Study: Only 22 Percent of Texas Pancreatic Cancer Patients Get Surgery
A study published in the Journal of Surgical Oncology found that only 22 percent of Texas patients with early-stage pancreatic cancer received standard-of-care surgery to remove their tumors.
Researchers at UT Southwestern Medical Center said the results are a call to action to improve treatment in the Lone Star State.
“We are failing nearly 80 percent of patients eligible for surgical resection, which can significantly extend survival or potentially even be curative in combination with chemotherapy,” said study leader Patricio Polanco, M.D., associate professor of surgery in the Division of Surgical Oncology at UT Southwestern, in a statement. “Many patients think that this is always an incurable disease and don’t pursue aggressive treatment,” added Polanco, who also is a member of the Harold C. Simmons Comprehensive Cancer Center.
Unlike many cancers, which have seen mortality rates decline significantly in recent decades, the prognosis for pancreatic cancer remains dismal, Polanco explained. Only 11 percent of patients with this disease survive at least five years, leading to more than 466,000 deaths worldwide each year.
For several decades, the standard of care and only curative treatment option for early-stage pancreatic cancer has been surgery to remove the malignant tumor, typically in combination with chemotherapy. This multi-modal treatment has a median survival rate as high as 54 months, according to one recent study.
A previous report by Polanco and his team found that patients receiving treatment at a facility designated by the National Cancer Institute or one accredited by the American College of Surgeons Commission on Cancer such as UT Southwestern’s Simmons Cancer Center were more likely to get the care recommended by national guidelines. These patients also had improved survival rates.
For the current study, Polanco and his colleagues gathered data from the Texas Cancer Registry, which collects information on cancer patients from every hospital in the state, to examine surgery rates in early-stage pancreatic cancer patients.

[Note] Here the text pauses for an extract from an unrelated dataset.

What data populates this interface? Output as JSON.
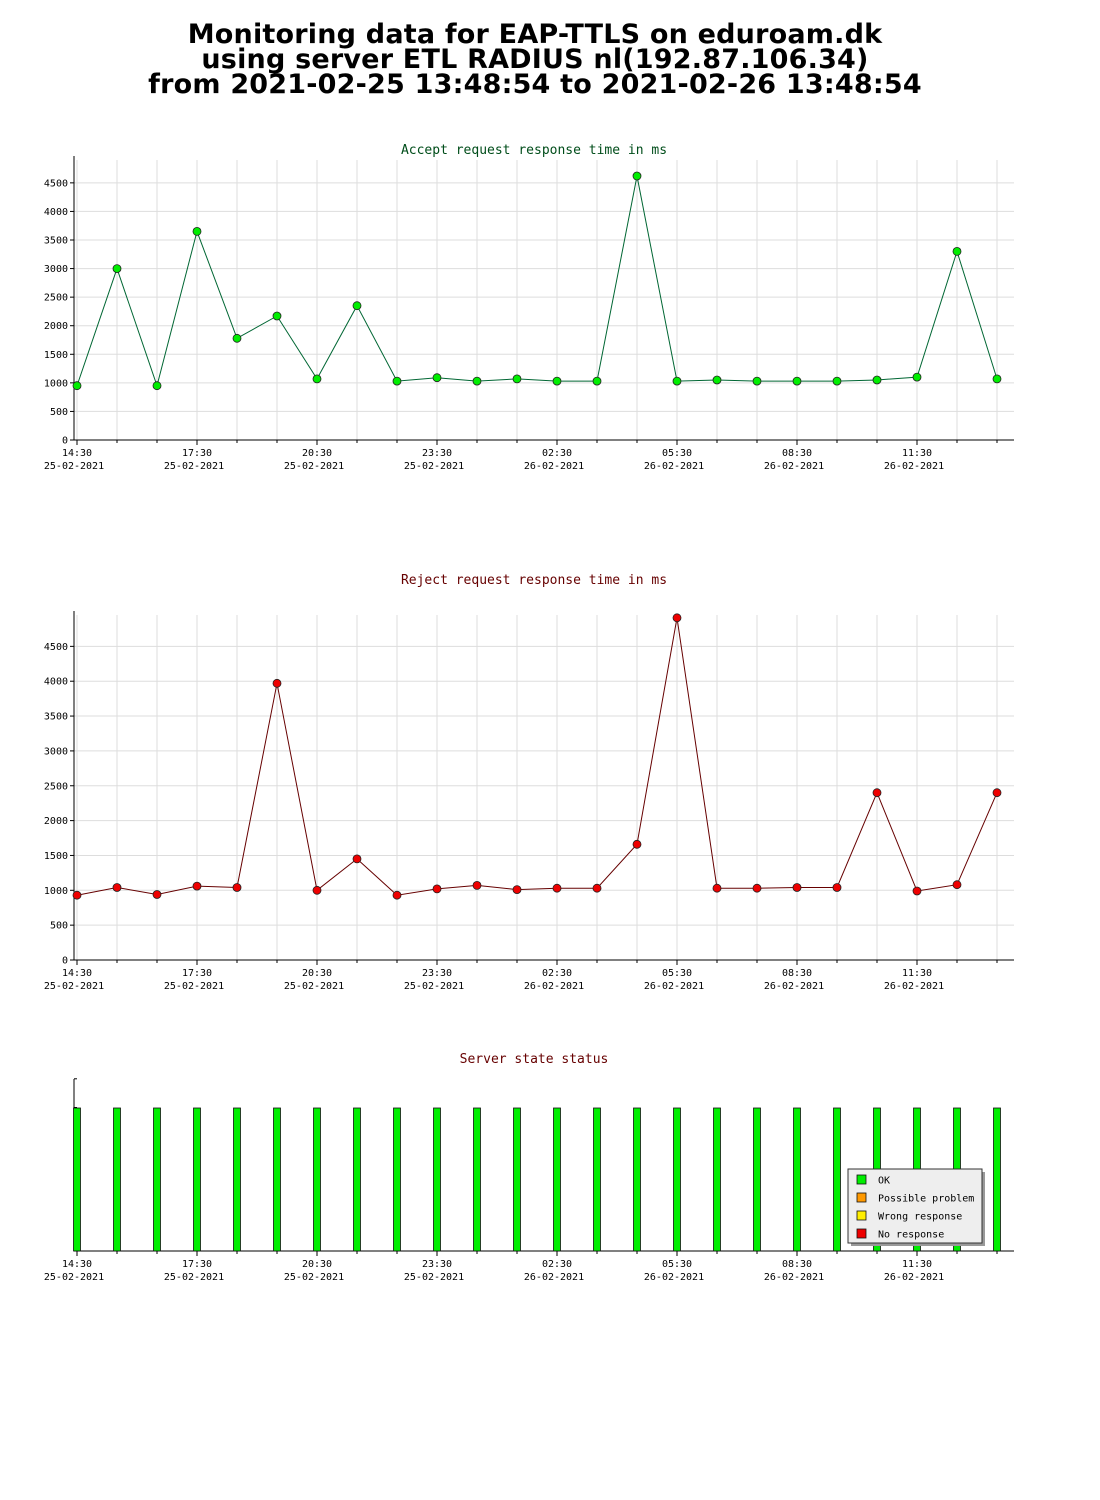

The registry showed 39,157 patients diagnosed with pancreatic cancer between 2004 and 2018, including 4,274 with early-stage disease who were eligible for surgery. However, over this study period, only 22 percent of these patients had their tumors surgically removed. Most alarmingly, the percentage of eligible patients who received this recommended surgery decreased over the study period, from 31 percent in 2004 to 22 percent in 2018.

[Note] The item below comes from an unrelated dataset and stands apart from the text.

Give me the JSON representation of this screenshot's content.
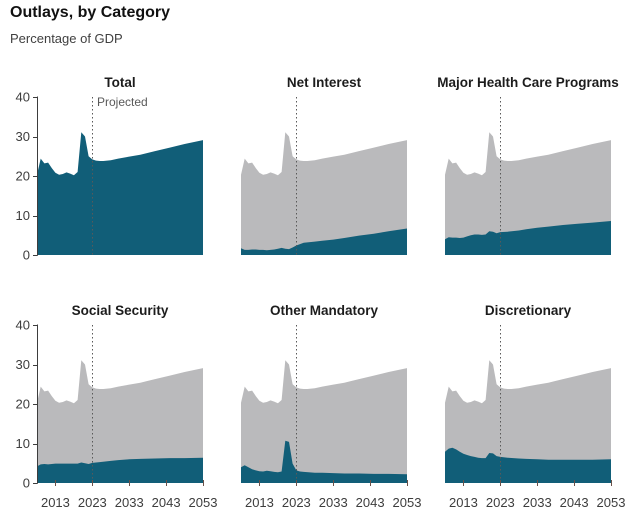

Patients who received surgery were more likely to survive longer than those who didn’t, the results showed. Post-surgical patients lived a median of 26 months after diagnosis compared with only seven months for those without surgery. In findings similar to previous work, one of the factors most strongly associated with getting appropriate care was treatment at a hospital accredited by the American College of Surgeons Commission on Cancer.
“Most rural and remote places in Texas have access to local medical oncologists who administer chemotherapy, and often radiation oncologists, but not surgical oncologists specialized in pancreatic cancer surgery,” Polanco said.
He noted that better treatments for pancreatic cancer are needed, and several are currently in development.
“But there is a treatment described several decades ago that can actually cure pancreatic cancer and dramatically extend survival, and that is surgery,” he said. “While we are spending millions of dollars to find the next new drug, we should spend at least the same amount and effort to ensure that every patient with pancreatic cancer is seen and assessed by an expert team of physicians to increase the awareness of this potentially life-saving surgery.”